|Alan Turing is played by Benedict Cumberbatch|
in The Imitation Game (Photo credit: Wikipedia)
Showing at the cinema at the moment are Interstellar (a Hollywood big budget sci-fi affair, starring Matthew McConaughey and Anne Hathaway) and The Imitation Game (a more thoughtful and moving account of Alan Turing's life and work, starring Benedict Cumberbatch).
In Interstellar, the crew of a spaceship search for a wormhole near Saturn in an attempt to find a planet suitable for human habitation, with planet Earth become distinctly unfriendly for humans. Interstellar takes on board some of the more remarkable aspects of relativity and deals with them in a surprising, but mathematically correct, way. Ultimately, humanity is saved by the solving of the "Gravity Problem", and it all boils down to a mathematician solving one equation, so the film loses marks on this somewhat facile point.

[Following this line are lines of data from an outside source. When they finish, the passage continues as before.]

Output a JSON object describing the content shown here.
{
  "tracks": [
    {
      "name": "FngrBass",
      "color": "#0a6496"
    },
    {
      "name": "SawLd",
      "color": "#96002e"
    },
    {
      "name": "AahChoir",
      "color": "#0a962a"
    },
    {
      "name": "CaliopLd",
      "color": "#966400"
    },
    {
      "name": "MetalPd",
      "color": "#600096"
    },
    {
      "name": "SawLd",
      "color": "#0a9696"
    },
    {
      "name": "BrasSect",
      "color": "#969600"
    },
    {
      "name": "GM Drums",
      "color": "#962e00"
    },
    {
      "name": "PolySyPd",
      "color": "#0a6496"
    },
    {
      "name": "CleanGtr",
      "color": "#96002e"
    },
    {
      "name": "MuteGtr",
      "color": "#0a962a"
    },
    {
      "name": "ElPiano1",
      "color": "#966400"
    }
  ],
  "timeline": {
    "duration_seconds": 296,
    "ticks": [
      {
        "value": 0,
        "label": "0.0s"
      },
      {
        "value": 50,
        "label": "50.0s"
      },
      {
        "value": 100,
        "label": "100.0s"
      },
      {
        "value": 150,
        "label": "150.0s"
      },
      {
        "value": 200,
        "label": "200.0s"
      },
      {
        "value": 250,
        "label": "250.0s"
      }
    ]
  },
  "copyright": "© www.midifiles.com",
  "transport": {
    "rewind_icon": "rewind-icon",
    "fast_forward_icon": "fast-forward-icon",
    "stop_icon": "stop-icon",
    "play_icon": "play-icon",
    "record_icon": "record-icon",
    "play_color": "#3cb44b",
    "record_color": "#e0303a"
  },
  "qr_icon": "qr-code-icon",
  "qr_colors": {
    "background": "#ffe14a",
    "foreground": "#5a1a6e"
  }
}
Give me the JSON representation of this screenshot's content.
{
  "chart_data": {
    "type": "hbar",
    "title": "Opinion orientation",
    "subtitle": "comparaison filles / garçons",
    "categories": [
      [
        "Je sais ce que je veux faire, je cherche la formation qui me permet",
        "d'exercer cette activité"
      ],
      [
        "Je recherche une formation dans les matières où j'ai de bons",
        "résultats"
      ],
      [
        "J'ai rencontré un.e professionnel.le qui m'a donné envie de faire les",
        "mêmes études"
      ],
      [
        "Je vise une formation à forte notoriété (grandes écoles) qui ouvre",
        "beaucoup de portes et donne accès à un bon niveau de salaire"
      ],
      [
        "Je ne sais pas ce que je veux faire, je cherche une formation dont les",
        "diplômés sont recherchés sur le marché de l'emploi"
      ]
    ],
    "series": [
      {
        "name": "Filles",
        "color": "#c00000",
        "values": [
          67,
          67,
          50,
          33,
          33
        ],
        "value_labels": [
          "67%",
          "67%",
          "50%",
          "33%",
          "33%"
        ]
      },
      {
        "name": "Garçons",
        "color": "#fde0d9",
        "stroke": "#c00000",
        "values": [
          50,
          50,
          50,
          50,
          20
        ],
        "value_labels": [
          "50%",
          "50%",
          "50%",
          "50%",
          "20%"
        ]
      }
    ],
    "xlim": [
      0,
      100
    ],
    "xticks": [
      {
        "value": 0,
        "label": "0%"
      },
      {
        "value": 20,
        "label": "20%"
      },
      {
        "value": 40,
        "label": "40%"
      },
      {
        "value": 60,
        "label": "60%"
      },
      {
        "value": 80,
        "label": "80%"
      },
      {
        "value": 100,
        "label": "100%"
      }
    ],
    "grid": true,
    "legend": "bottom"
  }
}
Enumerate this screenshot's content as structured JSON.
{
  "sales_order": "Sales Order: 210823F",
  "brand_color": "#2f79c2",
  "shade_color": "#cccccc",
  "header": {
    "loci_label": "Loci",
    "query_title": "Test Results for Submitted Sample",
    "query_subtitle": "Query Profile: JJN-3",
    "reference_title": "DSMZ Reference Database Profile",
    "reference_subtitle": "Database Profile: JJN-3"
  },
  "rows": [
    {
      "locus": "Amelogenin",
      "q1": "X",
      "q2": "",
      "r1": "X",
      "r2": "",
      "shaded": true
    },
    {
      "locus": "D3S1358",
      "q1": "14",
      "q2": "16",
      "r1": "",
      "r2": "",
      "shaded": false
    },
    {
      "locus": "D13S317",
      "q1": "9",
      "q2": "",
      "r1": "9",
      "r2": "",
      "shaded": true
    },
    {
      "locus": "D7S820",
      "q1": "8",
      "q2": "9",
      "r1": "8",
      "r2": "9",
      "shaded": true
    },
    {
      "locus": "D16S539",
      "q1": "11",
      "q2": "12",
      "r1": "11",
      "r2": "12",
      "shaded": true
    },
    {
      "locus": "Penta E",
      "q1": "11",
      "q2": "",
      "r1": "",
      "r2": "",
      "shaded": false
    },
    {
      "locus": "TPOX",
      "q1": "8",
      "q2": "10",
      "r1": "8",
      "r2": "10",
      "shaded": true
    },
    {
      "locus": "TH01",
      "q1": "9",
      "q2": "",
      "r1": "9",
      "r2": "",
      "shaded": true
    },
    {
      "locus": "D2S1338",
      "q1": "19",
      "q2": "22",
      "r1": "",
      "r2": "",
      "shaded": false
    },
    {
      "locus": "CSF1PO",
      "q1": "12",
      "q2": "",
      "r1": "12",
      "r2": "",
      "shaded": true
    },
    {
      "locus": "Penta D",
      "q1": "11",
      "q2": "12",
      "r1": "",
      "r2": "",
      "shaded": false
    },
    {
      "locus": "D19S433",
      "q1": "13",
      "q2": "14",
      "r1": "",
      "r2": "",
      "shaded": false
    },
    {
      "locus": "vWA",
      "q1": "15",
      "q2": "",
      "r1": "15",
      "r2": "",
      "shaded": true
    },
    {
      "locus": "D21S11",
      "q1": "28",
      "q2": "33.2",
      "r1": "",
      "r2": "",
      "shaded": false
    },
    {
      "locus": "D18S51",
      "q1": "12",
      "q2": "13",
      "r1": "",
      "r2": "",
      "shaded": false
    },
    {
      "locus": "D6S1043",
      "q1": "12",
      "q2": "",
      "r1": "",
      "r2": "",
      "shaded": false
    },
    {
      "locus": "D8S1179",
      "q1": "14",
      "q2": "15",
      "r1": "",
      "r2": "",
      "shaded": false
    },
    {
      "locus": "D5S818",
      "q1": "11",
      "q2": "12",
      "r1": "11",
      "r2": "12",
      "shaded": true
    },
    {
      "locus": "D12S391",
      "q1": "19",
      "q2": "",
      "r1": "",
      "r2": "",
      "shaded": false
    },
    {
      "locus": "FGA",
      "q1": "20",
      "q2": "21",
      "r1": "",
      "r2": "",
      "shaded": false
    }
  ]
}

The Imitation Game is an excellent dramatisation of Turing's life, but does contain some quite extreme, some might say inexcusable, artistic licence. His character slips too easily into the ready cliché of being work-obsessed and unable to communicate. And the veracity of the story is dubious in places, such as Turing's being in the clutch of a Soviet spy. But if the film's appeal means that more people are made aware of his extraordinary life and work and the beautiful potential of mathematics, then its filming can only be a good thing for mathematics education.